Their projected lifetime financial assets comprise current net financial assets plus:
- their expected household earnings to age 65 – we assume $400,000 p.a., growing with inflation;
- access to either employer sponsored defined benefit and/or age pensions – we assume zero; and
- any inheritances/windfalls received – we assume zero.
Projected lifetime financial liabilities consist of any existing debts, plus:
- taxes on earned and pension income – we assume $150,000 p.a., growing with inflation, to age 65;
- desired lifestyle spending – including rent of $60,000 p.a., we assume $200,000 p.a., also growing with inflation, to age 95; and
- any desired estate – we assume zero.
The table below details these projections and provides total projected financial assets and liabilities (all in after-inflation or real dollars):
Based purely on an assessment of their current circumstances, the Martins appear to be doing nicely – at age 35, they have accumulated $0.75 million, live a nice lifestyle and are still able to save $50,000 p.a., after rent. However, the above simple high level analysis reveals a major potential long term issue that should be addressed immediately i.e. lifetime financial liabilities exceed lifetime financial assets by $3.75 million!
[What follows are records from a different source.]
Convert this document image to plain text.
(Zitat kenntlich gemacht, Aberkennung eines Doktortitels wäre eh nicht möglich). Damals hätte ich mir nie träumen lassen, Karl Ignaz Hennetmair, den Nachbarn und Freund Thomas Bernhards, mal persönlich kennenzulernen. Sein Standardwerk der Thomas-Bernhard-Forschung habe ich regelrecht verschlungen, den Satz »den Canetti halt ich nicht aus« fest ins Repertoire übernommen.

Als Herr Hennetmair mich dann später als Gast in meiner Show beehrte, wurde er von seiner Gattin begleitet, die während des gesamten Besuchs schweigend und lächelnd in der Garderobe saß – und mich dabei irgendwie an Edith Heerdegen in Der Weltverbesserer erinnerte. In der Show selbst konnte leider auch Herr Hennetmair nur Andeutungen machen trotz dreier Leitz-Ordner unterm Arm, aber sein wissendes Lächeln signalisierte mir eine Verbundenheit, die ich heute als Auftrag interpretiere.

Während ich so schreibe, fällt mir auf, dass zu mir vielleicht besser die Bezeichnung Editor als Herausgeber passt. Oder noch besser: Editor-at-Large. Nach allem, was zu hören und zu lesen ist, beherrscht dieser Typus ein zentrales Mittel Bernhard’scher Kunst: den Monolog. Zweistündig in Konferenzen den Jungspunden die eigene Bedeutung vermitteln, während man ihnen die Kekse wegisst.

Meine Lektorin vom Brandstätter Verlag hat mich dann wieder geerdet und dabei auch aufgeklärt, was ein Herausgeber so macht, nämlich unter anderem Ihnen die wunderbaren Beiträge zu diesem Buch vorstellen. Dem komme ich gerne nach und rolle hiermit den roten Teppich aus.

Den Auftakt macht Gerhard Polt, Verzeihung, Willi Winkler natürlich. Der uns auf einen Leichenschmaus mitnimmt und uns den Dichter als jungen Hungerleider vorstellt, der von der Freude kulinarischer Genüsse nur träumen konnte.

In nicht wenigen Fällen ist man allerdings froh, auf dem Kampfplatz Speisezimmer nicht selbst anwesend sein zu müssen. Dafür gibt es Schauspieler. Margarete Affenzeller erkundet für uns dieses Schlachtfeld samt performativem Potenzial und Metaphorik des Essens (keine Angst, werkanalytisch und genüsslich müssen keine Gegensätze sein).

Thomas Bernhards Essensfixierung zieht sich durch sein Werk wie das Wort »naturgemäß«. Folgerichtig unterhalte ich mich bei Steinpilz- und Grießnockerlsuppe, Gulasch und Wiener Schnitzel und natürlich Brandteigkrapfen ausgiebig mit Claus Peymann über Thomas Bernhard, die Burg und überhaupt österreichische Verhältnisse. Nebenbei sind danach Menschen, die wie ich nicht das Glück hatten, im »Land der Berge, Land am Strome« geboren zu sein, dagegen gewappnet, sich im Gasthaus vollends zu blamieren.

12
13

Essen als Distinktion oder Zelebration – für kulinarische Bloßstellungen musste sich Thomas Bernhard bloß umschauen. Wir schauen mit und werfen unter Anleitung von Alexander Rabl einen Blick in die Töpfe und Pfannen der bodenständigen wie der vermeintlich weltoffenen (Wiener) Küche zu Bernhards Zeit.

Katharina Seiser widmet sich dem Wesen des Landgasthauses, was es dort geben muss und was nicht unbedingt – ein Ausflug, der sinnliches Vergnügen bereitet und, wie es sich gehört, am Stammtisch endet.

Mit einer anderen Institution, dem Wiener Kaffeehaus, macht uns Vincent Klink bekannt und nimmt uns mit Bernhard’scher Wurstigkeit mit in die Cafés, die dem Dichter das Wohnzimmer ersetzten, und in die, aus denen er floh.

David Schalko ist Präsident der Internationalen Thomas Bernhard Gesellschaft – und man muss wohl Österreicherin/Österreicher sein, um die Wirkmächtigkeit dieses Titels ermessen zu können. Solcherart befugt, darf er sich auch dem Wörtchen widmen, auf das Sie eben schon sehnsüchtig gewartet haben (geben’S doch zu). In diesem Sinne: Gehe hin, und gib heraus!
While a well-considered investment strategy and sound technical advice can be expected to assist to close the identified asset-liability gap, the high level view isolates what should be obvious, but often isn’t: the Martins’ work and lifestyle expectations are the primary determinants of their projected financial future.
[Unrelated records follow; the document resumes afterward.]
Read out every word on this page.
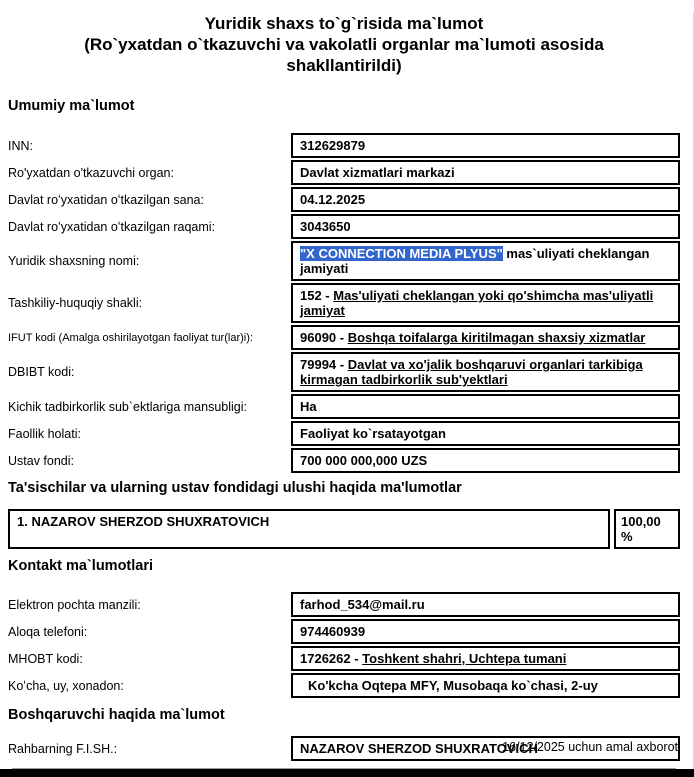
Yuridik shaxs to`g`risida ma`lumot
(Ro`yxatdan o`tkazuvchi va vakolatli organlar ma`lumoti asosida
shakllantirildi)
Umumiy ma`lumot
INN:	312629879
Ro'yxatdan o'tkazuvchi organ:	Davlat xizmatlari markazi
Davlat roʻyxatidan oʻtkazilgan sana:	04.12.2025
Davlat roʻyxatidan oʻtkazilgan raqami:	3043650
Yuridik shaxsning nomi:	"X CONNECTION MEDIA PLYUS" mas`uliyati cheklangan jamiyati
Tashkiliy-huquqiy shakli:	152 - Mas'uliyati cheklangan yoki qo'shimcha mas'uliyatli jamiyat
IFUT kodi (Amalga oshirilayotgan faoliyat tur(lar)i):	96090 - Boshqa toifalarga kiritilmagan shaxsiy xizmatlar
DBIBT kodi:	79994 - Davlat va xo'jalik boshqaruvi organlari tarkibiga kirmagan tadbirkorlik sub'yektlari
Kichik tadbirkorlik sub`ektlariga mansubligi:	Ha
Faollik holati:	Faoliyat ko`rsatayotgan
Ustav fondi:	700 000 000,000 UZS
Ta'sischilar va ularning ustav fondidagi ulushi haqida ma'lumotlar
1. NAZAROV SHERZOD SHUXRATOVICH	100,00 %
Kontakt ma`lumotlari
Elektron pochta manzili:	farhod_534@mail.ru
Aloqa telefoni:	974460939
MHOBT kodi:	1726262 - Toshkent shahri, Uchtepa tumani
Koʻcha, uy, xonadon:	Ko'kcha Oqtepa MFY, Musobaqa ko`chasi, 2-uy
Boshqaruvchi haqida ma`lumot
Rahbarning F.I.SH.:	NAZAROV SHERZOD SHUXRATOVICH
16/12/2025 uchun amal axborot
To at least partially close the gap, and to reduce the reliance on any appropriate technical strategies and uncertain investment returns, the Martins must either increase their financial assets and/or decrease their financial liabilities. The alternatives include:
- looking at ways to earn more, including investing in the acquisition of new skills (i.e. investing in your human capital);
- working longer;
- spending less; and/or
- buying or renting less expensive accommodation.
The asset-liability framework reveals potential changes only you can make
The “big picture” asset and liability matching approach often reveals potential financial planning issues that may not otherwise reveal themselves until well into the future. It provides a simple, yet powerful, framework to understand and consider what changes should be made immediately to reduce the probability of having to make unpalatable adjustments “down the track”.
It also highlights what should be obvious: that your objectives and behaviours are key determinants of the whether your desired financial future is achievable. While sound technical advice and a disciplined investment strategy, that is effectively implemented, are also essential ingredients for “success”, they are unlikely to be able to reliably compensate for objectives and financial behaviours that imply a large, unfavourable mismatch of your long term financial assets and financial liabilities.